- Type: Anti-tank guided missile
- Place of origin: North Korea

= Bulsae ATGM =

North Korean anti-tank missile family

The Bulsae ATGM（불새）is a family of anti-tank guided missile (ATGM) systems developed by the Democratic People's Republic of Korea, commonly known as North Korea.

==History==
===Bulsae-2===
North Korea is said to have acquired a number of 9K111 Fagot systems in the late 20th century. These were subsequently reverse-engineered and given the designation Bulsae-2.

===Bulsae-3===
The Bulsae-3 was advertised as the AT-4MLB by North Korean proxy company GLOCOM. In their brochure it was stated that it is controlled by laser beam guidance method.

The Chonma-216 variant of the Pokpung-ho main battle tank (MBT) has been seen fitted with Bulsae-3, which a source alleges to have been derived from the AT-14 Spriggan.

The 2020 Cheonma-2 MBT prototype has the Bulsae-3 as secondary armament. It is said to be reversed engineered Soviet/Russian 9K111 Fagot or 9M133 Kornet missiles.

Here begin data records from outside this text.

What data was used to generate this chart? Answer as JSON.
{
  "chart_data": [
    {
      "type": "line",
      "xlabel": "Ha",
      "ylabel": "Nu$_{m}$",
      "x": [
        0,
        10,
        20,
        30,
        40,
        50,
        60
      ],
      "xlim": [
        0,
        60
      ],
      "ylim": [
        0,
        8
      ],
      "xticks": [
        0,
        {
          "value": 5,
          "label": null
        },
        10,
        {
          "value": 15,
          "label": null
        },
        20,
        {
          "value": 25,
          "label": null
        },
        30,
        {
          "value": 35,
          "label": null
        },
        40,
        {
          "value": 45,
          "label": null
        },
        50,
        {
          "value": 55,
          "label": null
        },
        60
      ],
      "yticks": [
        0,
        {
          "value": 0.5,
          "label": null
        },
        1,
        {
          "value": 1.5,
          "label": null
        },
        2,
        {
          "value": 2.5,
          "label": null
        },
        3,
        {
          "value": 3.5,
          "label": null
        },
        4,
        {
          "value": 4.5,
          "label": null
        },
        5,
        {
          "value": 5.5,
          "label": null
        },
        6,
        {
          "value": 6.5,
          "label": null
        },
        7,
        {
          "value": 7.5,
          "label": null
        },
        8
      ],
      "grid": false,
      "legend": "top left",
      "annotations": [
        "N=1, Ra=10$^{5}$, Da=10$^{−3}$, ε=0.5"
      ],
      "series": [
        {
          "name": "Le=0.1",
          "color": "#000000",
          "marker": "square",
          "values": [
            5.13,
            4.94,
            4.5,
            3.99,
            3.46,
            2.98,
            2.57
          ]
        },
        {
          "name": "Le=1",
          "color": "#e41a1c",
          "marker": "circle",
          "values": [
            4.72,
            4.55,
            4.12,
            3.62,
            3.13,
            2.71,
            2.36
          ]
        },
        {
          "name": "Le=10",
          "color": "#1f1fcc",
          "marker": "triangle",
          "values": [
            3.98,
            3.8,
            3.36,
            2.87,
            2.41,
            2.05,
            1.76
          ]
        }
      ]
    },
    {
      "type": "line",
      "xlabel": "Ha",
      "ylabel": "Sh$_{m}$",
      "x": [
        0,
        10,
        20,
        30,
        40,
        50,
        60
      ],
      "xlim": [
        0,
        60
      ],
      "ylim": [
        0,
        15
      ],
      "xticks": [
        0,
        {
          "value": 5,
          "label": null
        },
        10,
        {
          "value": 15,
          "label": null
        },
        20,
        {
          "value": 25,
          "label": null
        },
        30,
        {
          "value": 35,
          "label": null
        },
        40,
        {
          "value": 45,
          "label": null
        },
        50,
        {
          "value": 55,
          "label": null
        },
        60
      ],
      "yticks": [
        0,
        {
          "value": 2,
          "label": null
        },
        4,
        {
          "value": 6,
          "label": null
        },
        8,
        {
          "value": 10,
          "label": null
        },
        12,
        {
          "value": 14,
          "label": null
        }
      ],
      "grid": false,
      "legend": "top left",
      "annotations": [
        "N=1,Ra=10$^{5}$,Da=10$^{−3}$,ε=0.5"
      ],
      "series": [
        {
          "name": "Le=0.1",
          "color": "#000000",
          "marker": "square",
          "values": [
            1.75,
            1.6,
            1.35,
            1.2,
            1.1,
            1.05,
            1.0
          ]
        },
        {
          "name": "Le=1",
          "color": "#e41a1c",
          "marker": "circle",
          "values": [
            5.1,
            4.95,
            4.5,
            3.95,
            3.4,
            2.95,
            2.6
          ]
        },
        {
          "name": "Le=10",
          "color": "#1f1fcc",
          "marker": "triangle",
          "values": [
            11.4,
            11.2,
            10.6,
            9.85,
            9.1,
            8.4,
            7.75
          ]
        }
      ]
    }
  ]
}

However, the diameter of the ATGM launchers appears to be 150 mm like the 9M133, rather than 120 mm of the 9K111 and may thus have a higher penetration.

===Bulsae-4===

Eight-tube launcher mounted on a M-2010 6×6 APC chassis.

The system is analogous to Israel's Spike-ER, China's ATF-10 and Serbia's ALAS multi-purpose wire-guided missiles.

===Bulsae-5===
The Songun-915 variant of the Pokpung-ho series of tanks has been seen fitted with Bulsae-5, which a source alleges to have been derived from the 9M133 Kornet.

== Deployment ==
The first international customers of the Bulsae-3 was reported in 2014 to be the Izz ad-Din al-Qassam Brigades and the Al-Nasser Salah al-Deen Brigades.

According to the South Korean National Intelligence Service, the Bulsae-4 was observed during the 2024–25 Kursk offensive, though it is unclear if they are used by Russian or North Korean troops.